A number of old names in Maltese business have fallen by the wayside as the descendants of the original owners either sought pastures new or else were unable to carry on because of difficulties they met on the way.

The government has in mind rolling out policies aimed at trying to keep family enterprises in business, a positive move that may well pay good dividends to both the families involved and, also, to the country if the measures planned to be taken are effective enough. Its thinking is set out in a White Paper just published.

The incentives planned to be offered to help in the transition of business from one generation to another will eventually be incorporated in a family business law. It looks as if there is indeed good reason for going into this direction as, according to the White Paper, many family ventures do not succeed to transfer the business beyond their second generation.

The White Paper, which is well researched, says “this is due to, for the most part, liquidity difficulties and a lack of developed governance during the lifetime of the family business”. About 98 per cent of all businesses in Malta are micro, small or medium-sized enterprises, with the vast majority of them being family-run.

Ninety-five per cent of the SMEs are classified as micro enterprises, having fewer than10 employees. These SMEs provide about 80 per cent of all the jobs in the business economy and create 71 per cent of the overall value added. In all, they employ 40,000 people, quite a good chunk of the labour force, making it all the more important for the country to see that the entrepreneurial spirit that motivated the pioneers in setting up the businesses is passed on to new generations within the families involved.

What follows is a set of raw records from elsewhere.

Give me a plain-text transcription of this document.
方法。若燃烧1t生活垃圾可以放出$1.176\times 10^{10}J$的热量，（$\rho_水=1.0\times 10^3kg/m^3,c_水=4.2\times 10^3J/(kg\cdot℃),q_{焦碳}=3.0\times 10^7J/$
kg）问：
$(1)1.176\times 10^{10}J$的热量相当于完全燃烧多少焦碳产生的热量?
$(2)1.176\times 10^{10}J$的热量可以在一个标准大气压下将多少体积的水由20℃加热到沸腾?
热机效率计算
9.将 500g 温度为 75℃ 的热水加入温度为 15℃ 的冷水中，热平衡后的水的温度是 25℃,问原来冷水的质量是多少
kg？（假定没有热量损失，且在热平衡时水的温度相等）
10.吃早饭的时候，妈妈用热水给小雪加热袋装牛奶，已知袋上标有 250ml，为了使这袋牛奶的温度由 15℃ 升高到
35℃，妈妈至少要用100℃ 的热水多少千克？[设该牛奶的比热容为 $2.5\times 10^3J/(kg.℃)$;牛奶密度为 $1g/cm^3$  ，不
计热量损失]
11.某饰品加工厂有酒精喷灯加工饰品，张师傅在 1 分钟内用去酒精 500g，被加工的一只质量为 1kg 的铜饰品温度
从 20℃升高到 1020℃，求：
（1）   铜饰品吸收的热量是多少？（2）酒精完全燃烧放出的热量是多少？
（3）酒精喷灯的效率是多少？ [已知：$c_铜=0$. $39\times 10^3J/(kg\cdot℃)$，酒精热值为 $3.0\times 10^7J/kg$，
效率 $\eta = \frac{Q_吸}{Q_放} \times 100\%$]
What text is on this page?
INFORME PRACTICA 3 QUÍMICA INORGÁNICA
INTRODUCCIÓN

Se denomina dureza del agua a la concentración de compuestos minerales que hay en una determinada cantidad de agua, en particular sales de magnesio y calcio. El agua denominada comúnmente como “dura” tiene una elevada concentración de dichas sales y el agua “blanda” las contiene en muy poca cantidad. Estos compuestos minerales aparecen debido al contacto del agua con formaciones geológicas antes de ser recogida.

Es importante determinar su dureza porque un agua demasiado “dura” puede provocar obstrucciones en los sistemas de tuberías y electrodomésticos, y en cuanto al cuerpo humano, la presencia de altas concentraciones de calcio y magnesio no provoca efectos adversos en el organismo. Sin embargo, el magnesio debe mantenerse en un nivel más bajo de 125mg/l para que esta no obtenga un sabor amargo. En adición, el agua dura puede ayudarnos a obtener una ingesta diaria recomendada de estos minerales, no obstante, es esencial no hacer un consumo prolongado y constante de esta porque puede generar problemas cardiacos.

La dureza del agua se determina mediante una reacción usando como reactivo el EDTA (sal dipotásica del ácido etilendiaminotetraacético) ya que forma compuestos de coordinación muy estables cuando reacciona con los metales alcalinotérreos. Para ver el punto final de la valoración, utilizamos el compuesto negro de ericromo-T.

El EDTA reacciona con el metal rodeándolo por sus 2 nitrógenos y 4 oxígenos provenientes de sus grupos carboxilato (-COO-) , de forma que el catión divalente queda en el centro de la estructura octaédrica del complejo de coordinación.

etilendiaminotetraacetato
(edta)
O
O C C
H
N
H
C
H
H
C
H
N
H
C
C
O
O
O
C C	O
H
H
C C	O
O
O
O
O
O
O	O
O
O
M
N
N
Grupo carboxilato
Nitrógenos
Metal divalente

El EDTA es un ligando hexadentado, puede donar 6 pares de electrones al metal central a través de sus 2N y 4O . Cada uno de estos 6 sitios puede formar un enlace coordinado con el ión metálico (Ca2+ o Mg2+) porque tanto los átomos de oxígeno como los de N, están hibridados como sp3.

Of course, this is not easy as it sounds because in a number of cases it is not simply a matter of passing on the original owners’ entrepreneurial spirit but of solving difficulties that often arise in the transition of a business. The government has in mind offering both governance and fiscal assistance, including a tax credit and legal and accountancy advisory services, undoubtedly a most welcome assistance to very young family concerns.

Equally interesting is a provision for the education and training of owners and the possibility of a renewal of tenancy for industrial government premises or land held on lease or emphyteusis.

The first measure could be of some tangible help to very young members of a family business who are eager to learn more about their trade and the second will obviously give peace of mind to the family.

Also on the table are fiscal incentives “to allow for a more effective and smoother transfer or retention of the family business within the family”.

While it is worth supporting family businesses, it will be wise too to give a greater push to those with a potential to expand and venture further afield. Through such help, they may well be able to expand to an extent that in time they could well decide to go public. Far too often, family firms tend to avoid taking on new partners when this could help them move ahead faster in their development.

Making life for small firms easier through less bureaucracy by, for example, reducing the volume of form filling etc. and reducing unnecessary costs will greatly add to the incentives that are planned to be offered.

Considering the contribution they give to the economy, small firms deserve a good helping hand.